Woodburn’s former partner grateful she was believed, supported after domestic violence assault

  • State Senator Jeff Woodburn after getting gas at the downtown Whitefield convenience store near his home on Thursday, October 31, 2018. GEOFF FORESTER

Published: 5/13/2021 6:09:31 PM

A jury found former State Senator Jeffrey Woodburn guilty of four misdemeanor counts including a domestic violence charge but returned not guilty verdicts to five other counts following a three day trial.

Woodburn, 55, of Whitefield was found guilty of one count of domestic violence, one count of simple assault, and two counts of criminal mischief. But the jury ruled he was not guilty of three counts of simple assault, one count of domestic violence, and one count of criminal trespass.

The charges are Class A misdemeanor counts which carry a maximum sentence of one year.

The jury heard closing arguments Thursday morning and returned with a verdict after 4 p.m.

Woodburn’s former domestic partner, Emily Jacobs, said she was thankful for the verdict and those who supported her.

“Today, justice was served, and as a survivor of domestic violence, I was believed. I am grateful to the jury for convicting the defendant of domestic violence, holding him accountable for his acts of violence against me,” she said in a statement Thursday.

“Many victims of domestic violence do not come forward out of fear of retaliation or that they will not be believed. I too had that fear, especially in light of the political position and influence held by the defendant. I hope that this verdict will encourage other victims to report allegations of abuse, and that we will see a day when all perpetrators are held accountable,” Jacobs added.

Woodburn said he welcomed the outcome as well.

“It’s gratifying to be believed by the jury (convicted for what I admitted to and not guilty for other 5 other charges) but more important to be heard. The process has revealed much – and will reveal more. As hard as this has been, by every measure my life is better because of it,” Woodburn said in a Facebook posting.
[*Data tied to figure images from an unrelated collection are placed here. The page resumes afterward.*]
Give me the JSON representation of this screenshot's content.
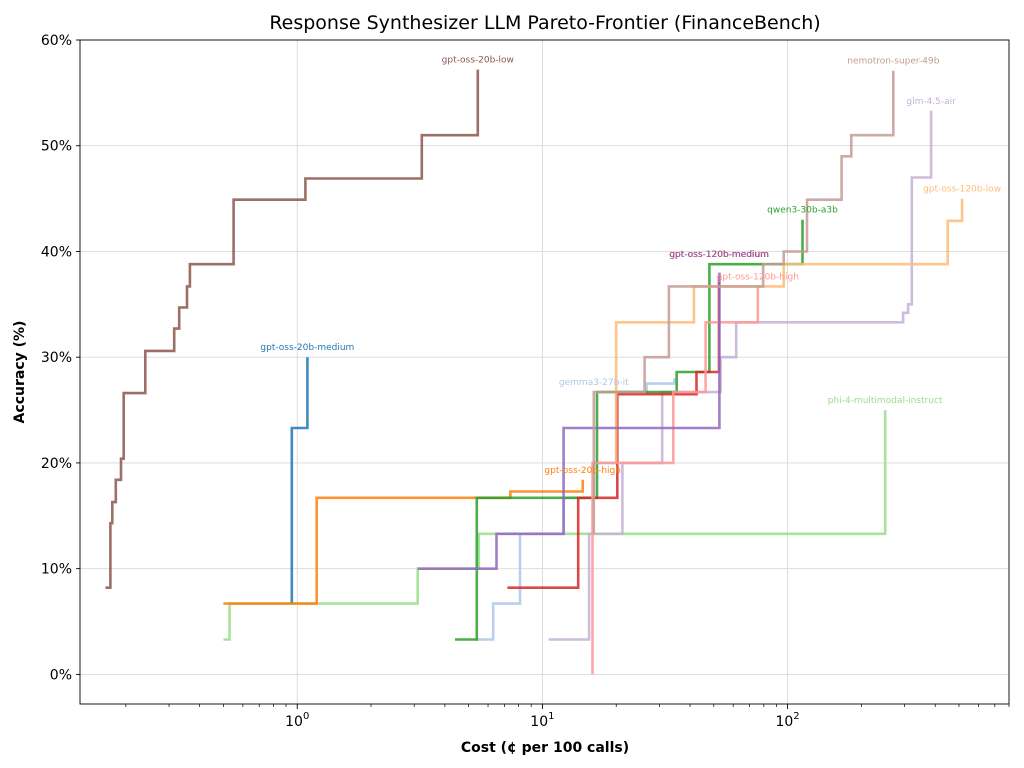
{
  "chart_data": {
    "type": "line",
    "subtype": "step",
    "title": "Response Synthesizer LLM Pareto-Frontier (FinanceBench)",
    "xlabel": "Cost (¢ per 100 calls)",
    "ylabel": "Accuracy (%)",
    "xscale": "log",
    "xlim": [
      0.13,
      800
    ],
    "ylim": [
      -2.8,
      60
    ],
    "grid": true,
    "x_ticks": [
      {
        "value": 1,
        "base": "10",
        "exp": "0"
      },
      {
        "value": 10,
        "base": "10",
        "exp": "1"
      },
      {
        "value": 100,
        "base": "10",
        "exp": "2"
      }
    ],
    "y_ticks": [
      {
        "value": 0,
        "label": "0%"
      },
      {
        "value": 10,
        "label": "10%"
      },
      {
        "value": 20,
        "label": "20%"
      },
      {
        "value": 30,
        "label": "30%"
      },
      {
        "value": 40,
        "label": "40%"
      },
      {
        "value": 50,
        "label": "50%"
      },
      {
        "value": 60,
        "label": "60%"
      }
    ],
    "series": [
      {
        "name": "phi-4-multimodal-instruct",
        "color": "#98df8a",
        "x": [
          0.5,
          0.53,
          0.53,
          3.1,
          3.1,
          5.5,
          5.5,
          250,
          250
        ],
        "y": [
          3.3,
          3.3,
          6.7,
          6.7,
          10,
          10,
          13.3,
          13.3,
          25
        ]
      },
      {
        "name": "gemma3-27b-it",
        "color": "#aec7e8",
        "x": [
          5.3,
          6.3,
          6.3,
          8.1,
          8.1,
          12.2,
          12.2,
          16.2,
          16.2,
          20,
          20,
          26.6,
          26.6,
          34.5,
          34.5
        ],
        "y": [
          3.3,
          3.3,
          6.7,
          6.7,
          13.3,
          13.3,
          16.7,
          16.7,
          20,
          20,
          26.7,
          26.7,
          27.5,
          27.5,
          28
        ]
      },
      {
        "name": "glm-4.5-air",
        "color": "#c5b0d5",
        "x": [
          10.6,
          15.5,
          15.5,
          21.2,
          21.2,
          30.8,
          30.8,
          53.3,
          53.3,
          61.7,
          61.7,
          296,
          296,
          310,
          310,
          321,
          321,
          385,
          385
        ],
        "y": [
          3.3,
          3.3,
          13.3,
          13.3,
          20,
          20,
          26.7,
          26.7,
          30,
          30,
          33.3,
          33.3,
          34.2,
          34.2,
          35,
          35,
          47,
          47,
          53.3
        ]
      },
      {
        "name": "gpt-oss-20b-low",
        "color": "#8c564b",
        "x": [
          0.165,
          0.173,
          0.173,
          0.176,
          0.176,
          0.182,
          0.182,
          0.191,
          0.191,
          0.196,
          0.196,
          0.24,
          0.24,
          0.315,
          0.315,
          0.33,
          0.33,
          0.355,
          0.355,
          0.365,
          0.365,
          0.55,
          0.55,
          1.08,
          1.08,
          3.22,
          3.22,
          5.45,
          5.45
        ],
        "y": [
          8.2,
          8.2,
          14.3,
          14.3,
          16.3,
          16.3,
          18.4,
          18.4,
          20.4,
          20.4,
          26.6,
          26.6,
          30.6,
          30.6,
          32.7,
          32.7,
          34.7,
          34.7,
          36.7,
          36.7,
          38.8,
          38.8,
          44.9,
          44.9,
          46.9,
          46.9,
          51,
          51,
          57.2
        ]
      },
      {
        "name": "gpt-oss-20b-medium",
        "color": "#1f77b4",
        "x": [
          0.95,
          0.95,
          1.1,
          1.1
        ],
        "y": [
          6.7,
          23.3,
          23.3,
          30
        ]
      },
      {
        "name": "gpt-oss-20b-high",
        "color": "#ff7f0e",
        "x": [
          0.5,
          1.2,
          1.2,
          7.4,
          7.4,
          14.6,
          14.6
        ],
        "y": [
          6.7,
          6.7,
          16.7,
          16.7,
          17.3,
          17.3,
          18.4
        ]
      },
      {
        "name": "qwen3-30b-a3b",
        "color": "#2ca02c",
        "x": [
          4.4,
          5.4,
          5.4,
          16.7,
          16.7,
          35.3,
          35.3,
          48,
          48,
          115,
          115
        ],
        "y": [
          3.3,
          3.3,
          16.7,
          16.7,
          26.7,
          26.7,
          28.6,
          28.6,
          38.8,
          38.8,
          43
        ]
      },
      {
        "name": "gpt-oss-120b-medium",
        "color": "#d62728",
        "x": [
          7.2,
          14,
          14,
          20.2,
          20.2,
          42.5,
          42.5,
          52.5,
          52.5
        ],
        "y": [
          8.2,
          8.2,
          16.7,
          16.7,
          26.5,
          26.5,
          28.6,
          28.6,
          37.5
        ]
      },
      {
        "name": "gpt-oss-120b-low",
        "color": "#ffbb78",
        "x": [
          20,
          20,
          41.5,
          41.5,
          96.4,
          96.4,
          450,
          450,
          515,
          515
        ],
        "y": [
          20,
          33.3,
          33.3,
          36.7,
          36.7,
          38.8,
          38.8,
          42.9,
          42.9,
          45
        ]
      },
      {
        "name": "gpt-oss-120b-high",
        "color": "#ff9896",
        "x": [
          16,
          16,
          34.2,
          34.2,
          46.3,
          46.3,
          75.6,
          75.6
        ],
        "y": [
          0,
          20,
          20,
          26.7,
          26.7,
          33.3,
          33.3,
          36.7
        ]
      },
      {
        "name": "gpt-oss-120b-medium-2",
        "color": "#9467bd",
        "x": [
          3.1,
          6.5,
          6.5,
          12.2,
          12.2,
          52.7,
          52.7
        ],
        "y": [
          10,
          10,
          13.3,
          13.3,
          23.3,
          23.3,
          38
        ]
      },
      {
        "name": "nemotron-super-49b",
        "color": "#c49c94",
        "x": [
          16.2,
          16.2,
          26.1,
          26.1,
          32.8,
          32.8,
          79.5,
          79.5,
          96.4,
          96.4,
          120,
          120,
          166,
          166,
          182,
          182,
          270,
          270
        ],
        "y": [
          13.3,
          26.7,
          26.7,
          30,
          30,
          36.7,
          36.7,
          38.8,
          38.8,
          40,
          40,
          44.9,
          44.9,
          49,
          49,
          51,
          51,
          57.1
        ]
      }
    ],
    "annotations": [
      {
        "text": "gpt-oss-20b-low",
        "x": 5.45,
        "y": 57.2,
        "color": "#8c564b"
      },
      {
        "text": "gpt-oss-20b-medium",
        "x": 1.1,
        "y": 30,
        "color": "#1f77b4"
      },
      {
        "text": "gpt-oss-20b-high",
        "x": 14.6,
        "y": 18.4,
        "color": "#ff7f0e"
      },
      {
        "text": "gemma3-27b-it",
        "x": 16.2,
        "y": 26.7,
        "color": "#aec7e8"
      },
      {
        "text": "qwen3-30b-a3b",
        "x": 115,
        "y": 43,
        "color": "#2ca02c"
      },
      {
        "text": "gpt-oss-120b-medium",
        "x": 52.5,
        "y": 38.8,
        "color": "#d62728"
      },
      {
        "text": "gpt-oss-120b-medium",
        "x": 52.7,
        "y": 38.8,
        "color": "#9467bd"
      },
      {
        "text": "gpt-oss-120b-high",
        "x": 75.6,
        "y": 36.7,
        "color": "#ff9896"
      },
      {
        "text": "nemotron-super-49b",
        "x": 270,
        "y": 57.1,
        "color": "#c49c94"
      },
      {
        "text": "glm-4.5-air",
        "x": 385,
        "y": 53.3,
        "color": "#c5b0d5"
      },
      {
        "text": "gpt-oss-120b-low",
        "x": 515,
        "y": 45,
        "color": "#ffbb78"
      },
      {
        "text": "phi-4-multimodal-instruct",
        "x": 250,
        "y": 25,
        "color": "#98df8a"
      }
    ]
  }
}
During testimony, Woodburn and the Jacobs described how they met as active members of the Democratic party and their friendship evolved into a relationship and eventually the two were engaged to be married. Both described the other as controlling and the victim charged Woodburn with biting her, throwing a cup of water at her, and punching her in the stomach. Woodburn said she held all the power in the relationship and described the victim as physically aggressive against him.

Testifying as a witness for Woodburn was Dr. Paul Donahue, the Littleton therapist who counseled the pair, as a couple and individually.

As a result of the charges, both Woodburn and Jacobs said they lost their jobs – his for a non-profit and the victim as a social worker. Woodburn lost his re-election to the state Senate and the victim lost her bid to be Coos County Treasurer.

The courtroom has been closed for the trial. The press and public watch the proceedings from an adjacent courtroom via live-stream video in keeping with new court protocols in domestic violence cases.

Editor’s note: The Monitor does not typically name survivors of domestic abuse. In this case, Emily Jacobs was willing to be identified.